- Não, tinham consigo um terceiro companheiro, muito meu conhecido, que sem dúvida se lhes juntara, um alfaiate chamado Caderousse. Mas este estava já bêbedo. Espere... espere... Como não me lembrei disto? Junto da mesa onde bebiam encontrava-se um tinteiro, papel e penas...

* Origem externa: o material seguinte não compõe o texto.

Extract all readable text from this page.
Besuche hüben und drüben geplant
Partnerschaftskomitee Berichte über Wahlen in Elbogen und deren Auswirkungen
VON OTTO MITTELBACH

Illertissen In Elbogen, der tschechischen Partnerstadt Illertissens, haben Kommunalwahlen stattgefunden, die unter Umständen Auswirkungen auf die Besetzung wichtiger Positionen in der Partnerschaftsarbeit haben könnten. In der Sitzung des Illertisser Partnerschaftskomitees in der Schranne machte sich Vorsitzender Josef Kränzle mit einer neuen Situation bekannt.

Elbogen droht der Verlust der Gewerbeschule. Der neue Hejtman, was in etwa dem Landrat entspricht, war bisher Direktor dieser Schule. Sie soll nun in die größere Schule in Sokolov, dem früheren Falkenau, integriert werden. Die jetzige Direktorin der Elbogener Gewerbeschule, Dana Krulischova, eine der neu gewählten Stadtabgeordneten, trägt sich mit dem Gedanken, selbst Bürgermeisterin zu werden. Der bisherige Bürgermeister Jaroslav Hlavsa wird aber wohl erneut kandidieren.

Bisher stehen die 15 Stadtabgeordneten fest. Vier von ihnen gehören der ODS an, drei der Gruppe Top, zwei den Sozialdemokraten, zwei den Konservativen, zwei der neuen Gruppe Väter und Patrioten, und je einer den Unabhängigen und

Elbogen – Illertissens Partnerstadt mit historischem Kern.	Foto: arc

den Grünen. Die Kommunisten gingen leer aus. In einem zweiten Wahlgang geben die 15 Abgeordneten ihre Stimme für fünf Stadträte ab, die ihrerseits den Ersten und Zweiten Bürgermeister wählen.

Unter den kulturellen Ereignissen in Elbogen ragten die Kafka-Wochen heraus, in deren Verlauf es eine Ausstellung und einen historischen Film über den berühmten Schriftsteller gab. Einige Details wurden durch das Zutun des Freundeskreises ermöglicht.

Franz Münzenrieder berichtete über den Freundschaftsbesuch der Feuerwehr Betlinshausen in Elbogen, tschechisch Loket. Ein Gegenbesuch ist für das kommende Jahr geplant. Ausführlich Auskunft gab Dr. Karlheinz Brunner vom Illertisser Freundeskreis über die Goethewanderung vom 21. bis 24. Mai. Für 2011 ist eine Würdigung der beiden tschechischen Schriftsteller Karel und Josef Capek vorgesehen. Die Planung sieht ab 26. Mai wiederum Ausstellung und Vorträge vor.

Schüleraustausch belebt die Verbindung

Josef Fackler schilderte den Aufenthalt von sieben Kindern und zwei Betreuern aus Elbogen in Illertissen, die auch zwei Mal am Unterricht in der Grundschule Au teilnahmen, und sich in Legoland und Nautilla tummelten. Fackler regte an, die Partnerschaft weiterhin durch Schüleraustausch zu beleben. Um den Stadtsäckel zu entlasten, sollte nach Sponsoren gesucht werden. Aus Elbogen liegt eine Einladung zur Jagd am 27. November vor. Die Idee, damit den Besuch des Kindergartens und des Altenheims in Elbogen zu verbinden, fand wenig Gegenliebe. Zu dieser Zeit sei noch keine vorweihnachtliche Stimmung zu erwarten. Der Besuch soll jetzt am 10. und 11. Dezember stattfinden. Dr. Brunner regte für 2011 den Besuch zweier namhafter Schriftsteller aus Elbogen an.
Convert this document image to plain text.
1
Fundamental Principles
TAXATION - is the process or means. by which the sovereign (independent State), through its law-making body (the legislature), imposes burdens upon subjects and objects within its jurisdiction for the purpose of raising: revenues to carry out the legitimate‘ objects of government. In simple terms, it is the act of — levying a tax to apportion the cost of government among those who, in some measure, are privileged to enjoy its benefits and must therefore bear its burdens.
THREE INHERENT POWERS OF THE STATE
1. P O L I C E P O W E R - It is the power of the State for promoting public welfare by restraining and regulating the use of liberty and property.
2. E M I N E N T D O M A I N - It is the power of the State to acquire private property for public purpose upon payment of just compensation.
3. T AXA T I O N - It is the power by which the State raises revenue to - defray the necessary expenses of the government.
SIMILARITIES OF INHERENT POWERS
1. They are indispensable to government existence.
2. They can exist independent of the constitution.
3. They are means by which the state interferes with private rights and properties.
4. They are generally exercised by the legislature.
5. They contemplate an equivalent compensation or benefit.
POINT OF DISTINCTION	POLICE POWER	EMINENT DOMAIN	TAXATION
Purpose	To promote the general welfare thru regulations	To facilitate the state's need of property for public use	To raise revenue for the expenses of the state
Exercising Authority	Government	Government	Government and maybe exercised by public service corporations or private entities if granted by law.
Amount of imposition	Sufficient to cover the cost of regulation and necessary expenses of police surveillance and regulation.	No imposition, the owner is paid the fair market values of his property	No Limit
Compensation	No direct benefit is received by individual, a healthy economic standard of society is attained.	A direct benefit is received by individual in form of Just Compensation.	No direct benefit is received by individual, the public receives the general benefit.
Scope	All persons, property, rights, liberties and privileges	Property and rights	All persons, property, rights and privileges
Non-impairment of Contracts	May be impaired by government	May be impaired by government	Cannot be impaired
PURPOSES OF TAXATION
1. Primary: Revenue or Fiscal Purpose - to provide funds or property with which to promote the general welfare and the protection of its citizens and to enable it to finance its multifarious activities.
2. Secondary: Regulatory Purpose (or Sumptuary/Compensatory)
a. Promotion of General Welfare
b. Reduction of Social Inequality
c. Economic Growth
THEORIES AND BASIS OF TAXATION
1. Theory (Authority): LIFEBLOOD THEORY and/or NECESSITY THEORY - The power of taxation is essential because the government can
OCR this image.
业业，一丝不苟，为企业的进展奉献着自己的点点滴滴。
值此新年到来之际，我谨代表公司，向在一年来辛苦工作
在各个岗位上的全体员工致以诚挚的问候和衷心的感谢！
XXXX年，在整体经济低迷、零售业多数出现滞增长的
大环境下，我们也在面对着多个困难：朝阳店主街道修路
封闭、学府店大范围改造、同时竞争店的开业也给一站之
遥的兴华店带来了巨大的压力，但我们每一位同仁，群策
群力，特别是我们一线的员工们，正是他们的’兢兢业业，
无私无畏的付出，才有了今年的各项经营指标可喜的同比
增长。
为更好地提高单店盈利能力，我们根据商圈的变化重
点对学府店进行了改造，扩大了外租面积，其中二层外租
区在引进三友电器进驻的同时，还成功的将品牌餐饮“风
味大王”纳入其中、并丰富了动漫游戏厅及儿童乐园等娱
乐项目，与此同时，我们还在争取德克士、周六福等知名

Dantès levou a mão à testa e exclamou:
- Oh, os infames, os infames!
- Quer saber mais alguma coisa? - perguntou o abade rindo.
- Quero, claro que quero! Uma vez que o senhor aprofunda tudo, vê claro em todas as coisas, quero saber por que motivo só fui interrogado uma vez, porque não me deram juízes e como fui condenado sem julgamento.
- Oh, isso é um pouco mais grave! - exclamou o abade. - A justiça tem escaninhos sombrios e misteriosos em que é difícil penetrar.
O que fizemos até aqui relativamente aos seus dois amigos não passou de uma brincadeira de crianças. A esse respeito, terá de me dar indicações mais precisas.
- Pronto, interrogue-me, pois na verdade o senhor vê mais claro na minha vida do que eu próprio.
- Quem o interrogou? Foi o procurador régio, o substituto ou o juiz de instrução?
- Foi o substituto.
- Era novo ou velho?
- Novo: vinte e sete ou vinte e oito anos.
- Bom, ainda não corrompido, mas já ambicioso - comentou o abade.
- Quais foram as suas maneiras para consigo?
- Mais afáveis do que severas.
- Contou-lhe tudo?
- Tudo.
- E as suas maneiras mudaram no decurso do interrogatório?
- Alteraram-se apenas por um instante, quando leu a carta que me comprometia. Pareceu acabrunhado com a minha desgraça.
- Com a sua desgraça?
- Sim.
- Tem a certeza de que era a sua desgraça que o preocupava?
- Pelo menos deu-me uma grande prova da sua simpatia.
- Qual?
- Queimou a única peça que me podia comprometer.
- Qual? A denúncia?
- Não, a carta.
- Tem a certeza?
- Fê-lo diante de mim.
- Estranho... Esse homem poderia ser maior celerado do que você imagina.
- Palavra de honra que me está a assustar! - exclamou Dantès.
- Estará o mundo povoado de tigres e crocodilos?
- Está. Simplesmente os tigres e os crocodilos de dois pés são mais perigosos do que os outros.
- Continuemos, continuemos.
- Com muito gosto. Queimou a carta, diz você?
- Sim, dizendo-me: «Como vê, só existe esta prova contra si e eu destruo-a.»
- Essa conduta é demasiado sublime para ser natural.
- Parece-lhe?
- Tenho a certeza. A quem era endereçada a carta?
- Ao Sr. Noirtier, Rua Coq- Héron, n.º 13, em Paris.